Zoom Afrique du 26 octobre 2023

Les titres de la rédaction :

  • Le FMI approuve le décaissement de 275,7 millions $ en faveur du Sénégal
  • Nigeria : les services reprennent à l’aéroport de Kaduna après plus de 18 mois d’interruption à cause de la menace terroriste
  • Madagascar : le graphite de Molo sera testé pour le marché japonais et sud-coréen des véhicules électriques
  • Ghana : Kofa et le groupe chinois TAILG signent un accord pour déployer 200 000 motos électriques en Afrique

Les analyses de la rédaction :

Niger : la CEDEAO fait marche arrière

Il semble que le fait que la Cédéao ait pour le moment abandonné l’option militaire contre le Niger dérange l’axe occidental, et c’est ainsi que ce dernier exprime ce mécontentement :

« L’option d’une intervention militaire de la Communauté économique des États d’Afrique de l’Ouest au Niger a-t-elle été abandonnée ? Plusieurs pays qui avaient annoncé mettre des troupes à disposition de la Cédéao ont en tout cas pour le moment démobilisé leurs troupes. Dans les milieux officiels de Bissau, Dakar et Abidjan, on le reconnaît : les troupes mobilisées pour une éventuelle intervention militaire au Niger ne sont plus en alerte. Un interlocuteur va plus loin : “Elles sont même pour le moment démobilisées”, dit-il au sujet des troupes de son pays. La date tenue secrète pour l’éventuelle intervention contre les auteurs du coup d’État est même derrière nous, confie un diplomate de la présidence de la Cédéao », lit-on à ce sujet sur RFI.

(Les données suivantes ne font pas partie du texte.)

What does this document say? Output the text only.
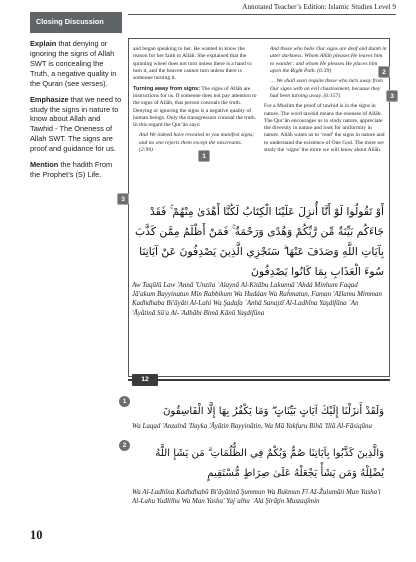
Annotated Teacher’s Edition: Islamic Studies Level 9
Closing Discussion

Explain that denying or ignoring the signs of Allah SWT is concealing the Truth, a negative quality in the Quran (see verses).

Emphasize that we need to study the signs in nature to know about Allah and Tawhid - The Oneness of Allah SWT. The signs are proof and guidance for us.

Mention the hadith From the Prophet’s (S) Life.

and began speaking to her. He wanted to know the reason for her faith in Allāh. She explained that the spinning wheel does not turn unless there is a hand to turn it, and the heaven cannot turn unless there is someone turning it.

Turning away from signs: The signs of Allāh are instructions for us. If someone does not pay attention to the signs of Allāh, that person conceals the truth. Denying or ignoring the signs is a negative quality of human beings. Only the transgressors conceal the truth. In this regard the Qur’ān says:

And We indeed have revealed to you manifest signs; and no one rejects them except the miscreants. (2:99)

And those who belie Our signs are deaf and dumb in utter darkness. Whom Allāh pleases He leaves him to wander; and whom He pleases He places him upon the Right Path. (6:39)

… We shall soon requite those who turn away from Our signs with an evil chastisement, because they had been turning away. (6:157)

For a Muslim the proof of tawhid is in the signs in nature. The word tawhid means the oneness of Allāh. The Qur’ān encourages us to study nature, appreciate the diversity in nature and look for uniformity in nature. Allāh wants us to ‘read’ the signs in nature and to understand the existence of One God. The more we study the ‘signs’ the more we will know about Allāh.

1
2
3
3
أَوْ تَقُولُوا لَوْ أَنَّا أُنزِلَ عَلَيْنَا الْكِتَابُ لَكُنَّا أَهْدَىٰ مِنْهُمْ ۚ فَقَدْ جَاءَكُم بَيِّنَةٌ مِّن رَّبِّكُمْ وَهُدًى وَرَحْمَةٌ ۚ فَمَنْ أَظْلَمُ مِمَّن كَذَّبَ بِآيَاتِ اللَّهِ وَصَدَفَ عَنْهَا ۗ سَنَجْزِي الَّذِينَ يَصْدِفُونَ عَنْ آيَاتِنَا سُوءَ الْعَذَابِ بِمَا كَانُوا يَصْدِفُونَ
Aw Taqūlū Law 'Annā 'Unzila `Alaynā Al-Kitābu Lakunnā 'Ahdá Minhum Faqad Jā'akum Bayyinatun Min Rabbikum Wa Hudáan Wa Raĥmatun, Faman 'Ažlamu Mimman Kadhdhaba Bi'āyāti Al-Lahi Wa Şadafa `Anhā Sanajzī Al-Ladhīna Yaşdifūna `An 'Āyātinā Sū'a Al-`Adhābi Bimā Kānū Yaşdifūna
12
1
وَلَقَدْ أَنزَلْنَا إِلَيْكَ آيَاتٍ بَيِّنَاتٍ ۖ وَمَا يَكْفُرُ بِهَا إِلَّا الْفَاسِقُونَ
Wa Laqad 'Anzalnā 'Ilayka 'Āyātin Bayyinātin, Wa Mā Yakfuru Bihā 'Illā Al-Fāsiqūna
2
وَالَّذِينَ كَذَّبُوا بِآيَاتِنَا صُمٌّ وَبُكْمٌ فِي الظُّلُمَاتِ ۗ مَن يَشَإِ اللَّهُ يُضْلِلْهُ وَمَن يَشَأْ يَجْعَلْهُ عَلَىٰ صِرَاطٍ مُّسْتَقِيمٍ
Wa Al-Ladhīna Kadhdhabū Bi'āyātinā Şummun Wa Bukmun Fī Až-Žulumāti Man Yasha'i Al-Lahu Yuđlilhu Wa Man Yasha' Yaj`alhu `Alá Şirāţin Mustaqīmin
10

En effet, non seulement le Niger, mais aussi ses alliés malien et burkinabè avaient clairement annoncé que si la Cédéao procédait à une intervention militaire, ils ne resteraient pas les bras croisés et répondraient à toutes tentatives de déstabilisations. Visiblement et au moins pour le moment, la Cédéao a décidé de ne pas faire effondrer la région dans une guerre multidimensionnelle.

Et voyant les réticences émanant du Nigeria, locomotive de cette potentielle intervention, plusieurs pays contributeurs de troupes temporisent. La Côte d’Ivoire, dont les troupes devraient dans un premier temps se regrouper à Daloa, ville du centre ouest du pays, ne sont plus en alerte. Les troupes sénégalaises et ghanéennes non plus.

En effet, de leur côté et dès les premières heures du coup d’état nigérien, dans des courriers communs adressés à l’ONU et à l’Union africaine (UA), les ministres malien et burkinabè des Affaires étrangères ont appelé les organisations internationales à leur responsabilité pour empêcher toute intervention militaire au Niger.

Le Cédéao n’a pas commis l’erreur de trop pour le moment. Affaire à suivre...

Au Mali, on se mobilise pour aider les Palestiniens

Des associations musulmanes mobilisent des fonds au profit des populations de Gaza soumises à un blocus de l’armée israélienne.

C’est à travers des annonces dans toutes les mosquées que les imams du Mali ont informé les fidèles autour de cette initiative portée par plusieurs associations musulmanes qui ont décidé d’apporter leur soutien au peuple palestinien, à travers cette collecte de fonds. Aider la Palestine à tout prix Uhud Koné est l’imam de la mosquée Salam, du quartier Zerny, en périphérie de Bamako. Il est également le président de l’Association malienne de la culture et de la solidarité. « Nous considérons le problème de la Palestine comme étant un problème religieux. Ce sont nos coreligionnaires musulmans. Si nos frères sont en difficulté, il faut leur venir en aide selon nos moyens et nos capacités », dit le guide religieux. Il évoque aussi les raisons humanitaires. « La deuxième chose est que nous sommes des êtres humains, il faut donc faire des actions humanitaires en faveur des frères en difficulté et dans le besoin. Cela nécessite qu’on leur vienne en aide ».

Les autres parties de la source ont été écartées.